Crock-pot Chicken Livers for Two
8 ounces Chicken Livers
1/4 cup + 2 tablespoons GF Flour, divided
1/8 teaspoon pepper
2 slices bacon, diced
2 green onions with tops, chopped
1 cup chicken stock
2 tablespoons raw milk
2 oz Dried Shiitake Mushrooms
2 Tablespoons white wine
  • Mix 1/4 cup flour and pepper in a small bowl.  Cut chicken liver into bite-size pieces, add to flour in bowl and toss to coat well. 
  • Fry bacon pieces in large skillet; remove when brown into crock-pot.  Add flour-coated chicken livers and green onion to bacon fat in skillet; saute until lightly browned but not cooked through.  Remove livers and onion into crock-pot.
  • Pour chicken stock into skillet and stir into dripping.  Whisk in 2 tablespoons flour.  Stir until thickened.  Add wine and pour into crock-pot 
  • Cover and cook on high for 45 minutes and then on low for 2-3 hours.
  • Serve over mashed potatoes, noodles or rice.
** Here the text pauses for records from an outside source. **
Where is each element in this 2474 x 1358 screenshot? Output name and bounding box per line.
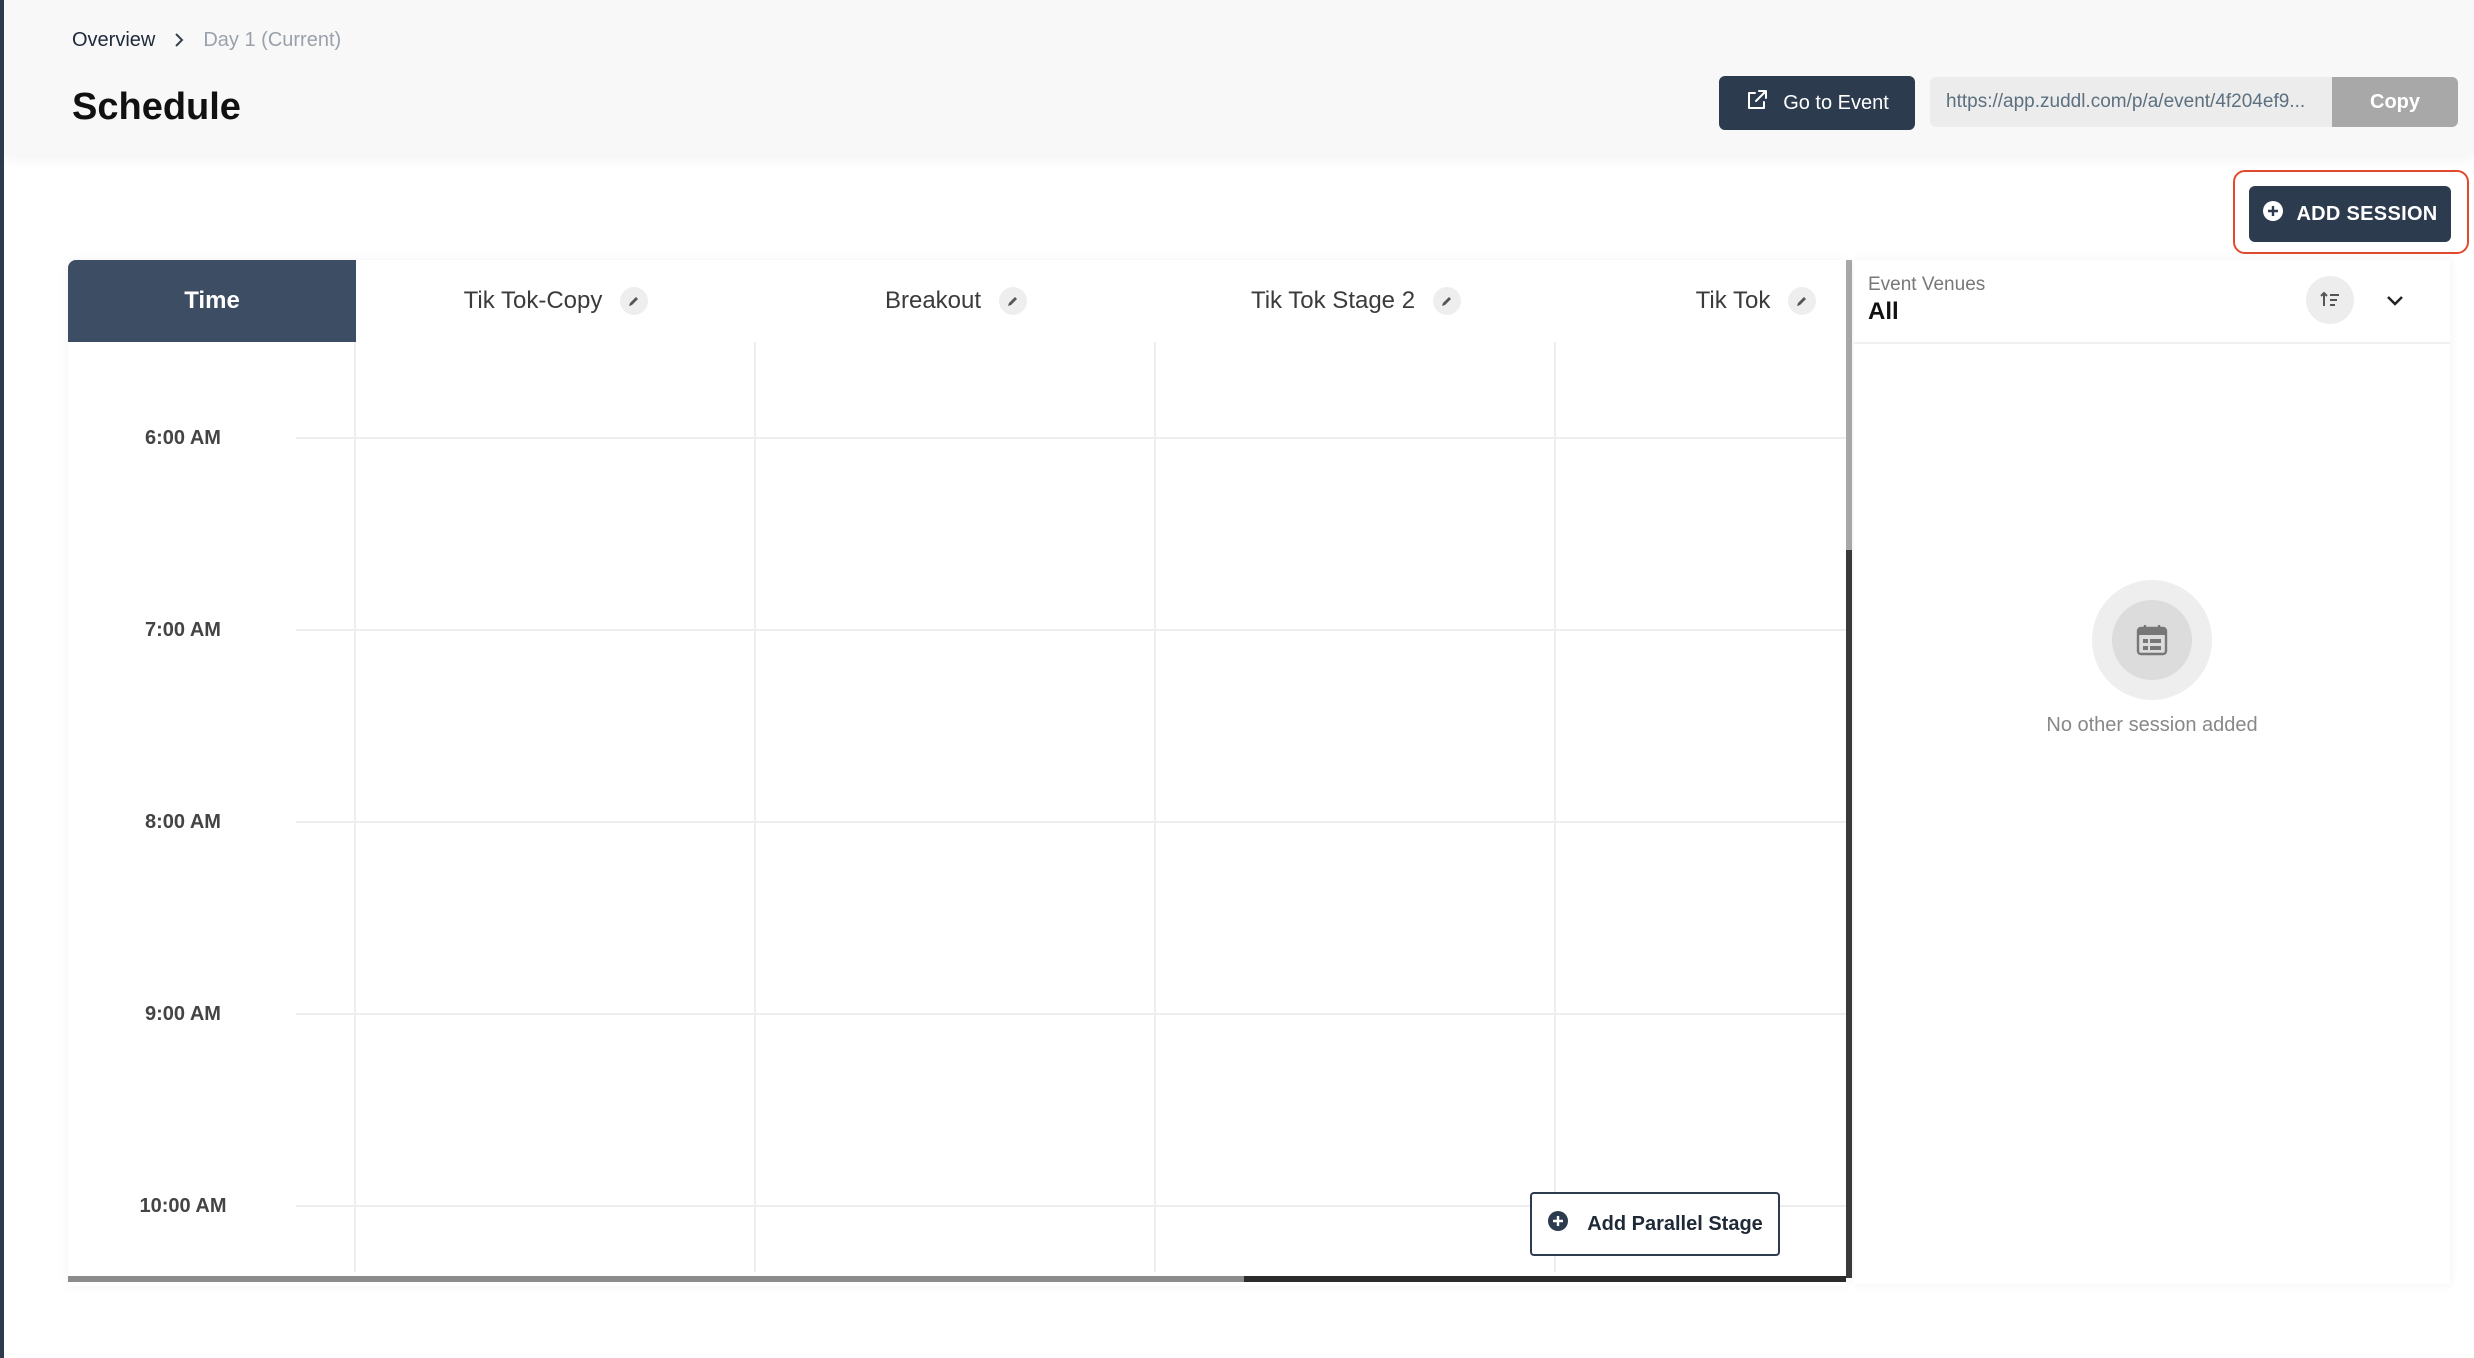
stage-name: Breakout xyxy=(884,287,982,314)
stage-name: Tik Tok-Copy xyxy=(463,287,603,314)
add-parallel-stage-label: Add Parallel Stage xyxy=(1587,1212,1763,1235)
chevron-right-icon xyxy=(173,32,185,48)
go-to-event-button[interactable]: Go to Event xyxy=(1719,76,1915,130)
pencil-icon[interactable] xyxy=(1433,287,1462,315)
horizontal-scrollbar-thumb[interactable] xyxy=(68,1276,1244,1282)
hour-gridline xyxy=(296,629,1846,631)
stage-name: Tik Tok xyxy=(1695,287,1771,314)
page-title: Schedule xyxy=(72,86,241,128)
breadcrumb-current: Day 1 (Current) xyxy=(203,28,342,51)
chevron-down-icon[interactable] xyxy=(2382,288,2408,314)
add-session-label: ADD SESSION xyxy=(2296,202,2438,225)
pencil-icon[interactable] xyxy=(620,287,649,315)
page-header: Overview Day 1 (Current) Schedule Go to … xyxy=(4,0,2474,155)
time-label: 6:00 AM xyxy=(145,427,221,449)
pencil-icon[interactable] xyxy=(999,287,1028,315)
left-rail xyxy=(0,0,4,1358)
column-divider xyxy=(1554,342,1556,1272)
stage-header-tik-tok-copy: Tik Tok-Copy xyxy=(356,260,756,342)
empty-state-illustration xyxy=(2092,580,2212,700)
vertical-scrollbar-thumb[interactable] xyxy=(1846,260,1852,550)
time-column-header: Time xyxy=(68,260,356,342)
copy-url-button[interactable]: Copy xyxy=(2332,77,2458,127)
pencil-icon[interactable] xyxy=(1788,287,1817,315)
plus-circle-icon xyxy=(2262,200,2284,228)
venues-label: Event Venues xyxy=(1868,274,1986,295)
time-label: 7:00 AM xyxy=(145,619,221,641)
schedule-calendar: Time Tik Tok-Copy Breakout Tik Tok Stage… xyxy=(68,260,1846,1286)
add-session-button[interactable]: ADD SESSION xyxy=(2249,186,2451,242)
stage-header-tik-tok: Tik Tok xyxy=(1556,260,1846,342)
time-label: 9:00 AM xyxy=(145,1003,221,1025)
add-parallel-stage-button[interactable]: Add Parallel Stage xyxy=(1530,1192,1780,1256)
column-divider xyxy=(354,342,356,1272)
external-link-icon xyxy=(1745,88,1769,118)
calendar-icon xyxy=(2112,600,2192,680)
stage-header-breakout: Breakout xyxy=(756,260,1156,342)
empty-state-message: No other session added xyxy=(2046,714,2258,736)
time-label: 10:00 AM xyxy=(139,1195,227,1217)
horizontal-scrollbar[interactable] xyxy=(68,1276,1846,1282)
venues-selected: All xyxy=(1868,298,1899,325)
plus-circle-icon xyxy=(1547,1210,1569,1238)
hour-gridline xyxy=(296,437,1846,439)
column-divider xyxy=(1154,342,1156,1272)
hour-gridline xyxy=(296,821,1846,823)
event-venues-panel: Event Venues All No other session added xyxy=(1854,260,2450,1284)
event-url-field[interactable]: https://app.zuddl.com/p/a/event/4f204ef9… xyxy=(1930,77,2332,127)
vertical-scrollbar[interactable] xyxy=(1846,260,1852,1278)
stage-name: Tik Tok Stage 2 xyxy=(1250,287,1416,314)
breadcrumb: Overview Day 1 (Current) xyxy=(72,27,341,53)
time-label: 8:00 AM xyxy=(145,811,221,833)
stage-header-tik-tok-stage-2: Tik Tok Stage 2 xyxy=(1156,260,1556,342)
sort-icon[interactable] xyxy=(2306,276,2354,324)
hour-gridline xyxy=(296,1013,1846,1015)
venues-header[interactable]: Event Venues All xyxy=(1854,260,2450,344)
column-divider xyxy=(754,342,756,1272)
breadcrumb-overview-link[interactable]: Overview xyxy=(72,29,155,52)
go-to-event-label: Go to Event xyxy=(1783,91,1889,114)
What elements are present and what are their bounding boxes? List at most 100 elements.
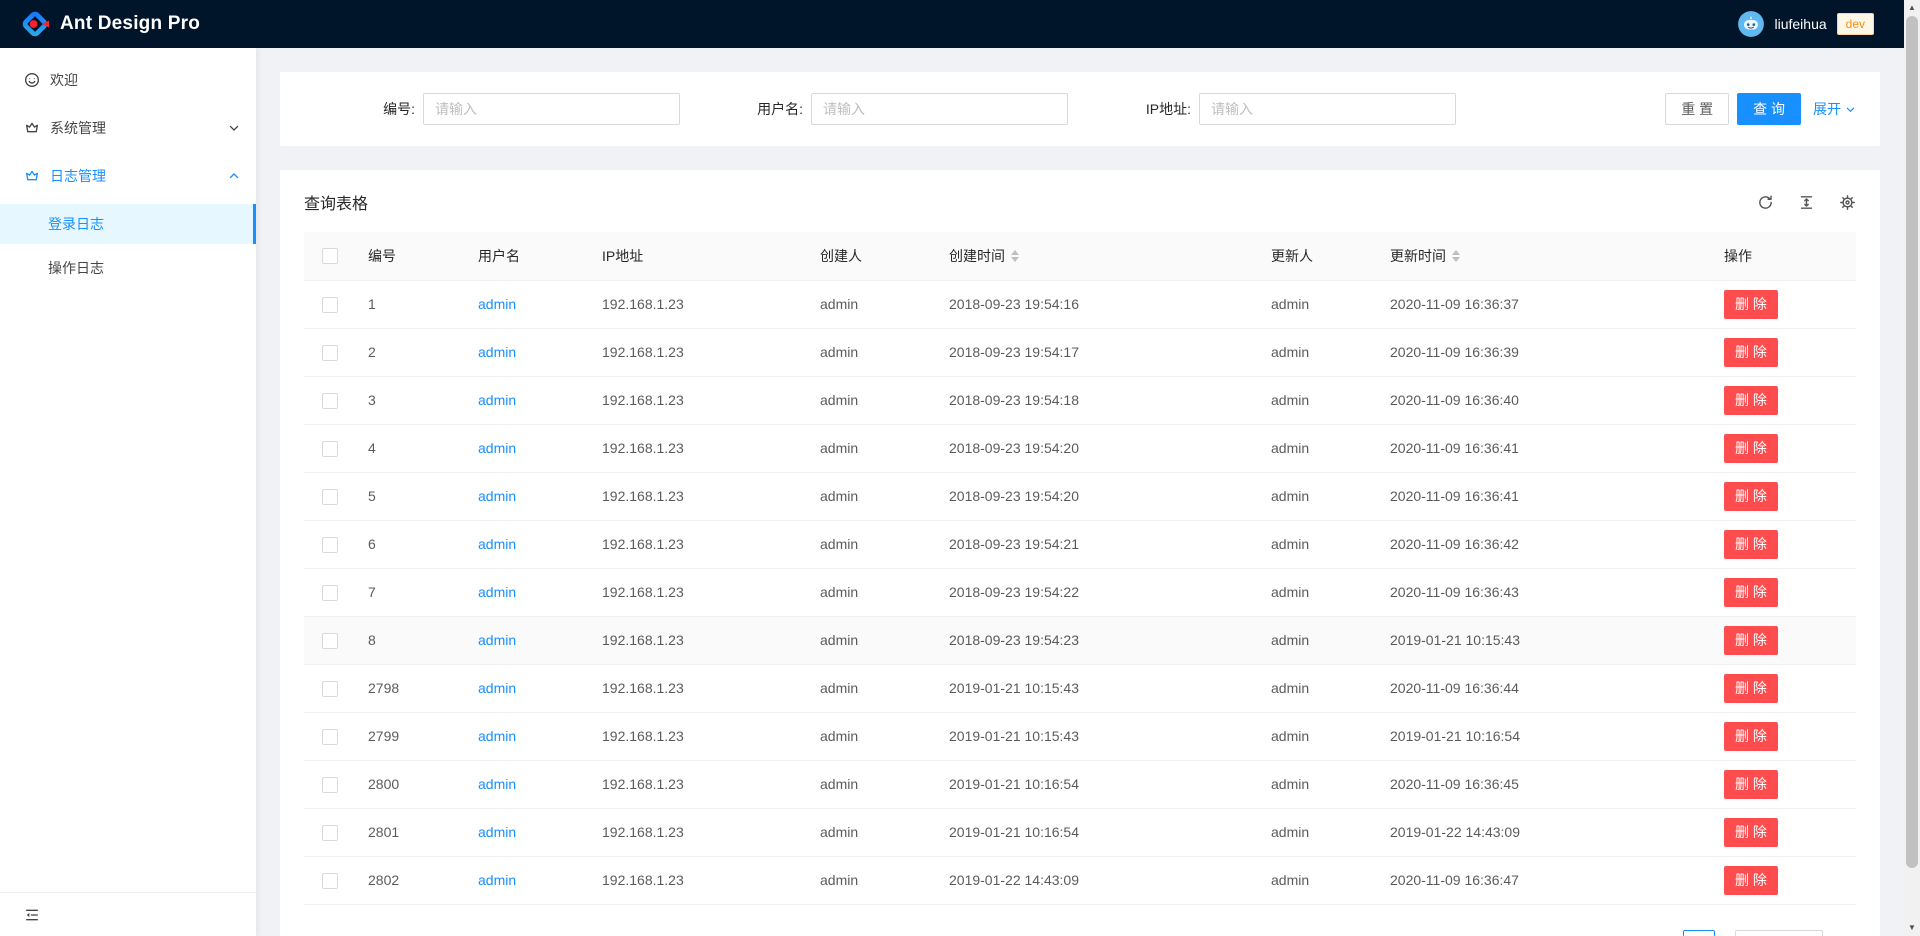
username-link[interactable]: admin (478, 824, 516, 840)
delete-button[interactable]: 删 除 (1724, 530, 1778, 559)
query-button[interactable]: 查 询 (1737, 93, 1801, 125)
cell-created-time: 2018-09-23 19:54:16 (933, 280, 1255, 328)
column-header-ip[interactable]: IP地址 (586, 232, 804, 280)
ip-field-input[interactable] (1199, 93, 1456, 125)
sidebar-item-log-management[interactable]: 日志管理 (0, 156, 256, 196)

Crock-pot Creamed Corn for Two
8 ounces frozen sweet corn
2 ounces creamed cheese
2 tablespoons Butter
1 teaspoon honey
2 teaspoons raw milk
Salt and Pepper to taste
  • Place corn in small crock-pot. 
  • Dice Creamed Cheese and butter.  Add to crock-pot along with remaining ingredients. 
  • Cook on high for 45 minutes.  Reduce to low and cook another 2-3 hours.

NOTE:  This made enough for three servings for us, so one serving was placed in a glass bowl with lid and put in the freezer.  My husband takes these little meals to work with him.
    TONIGHTS MEAL:  Chicken Livers with gravy served over mashed potatoes, Creamed Corn Casserole,  Sliced Tomatos (in season),  Cucumber Salad, large glass of raw milk.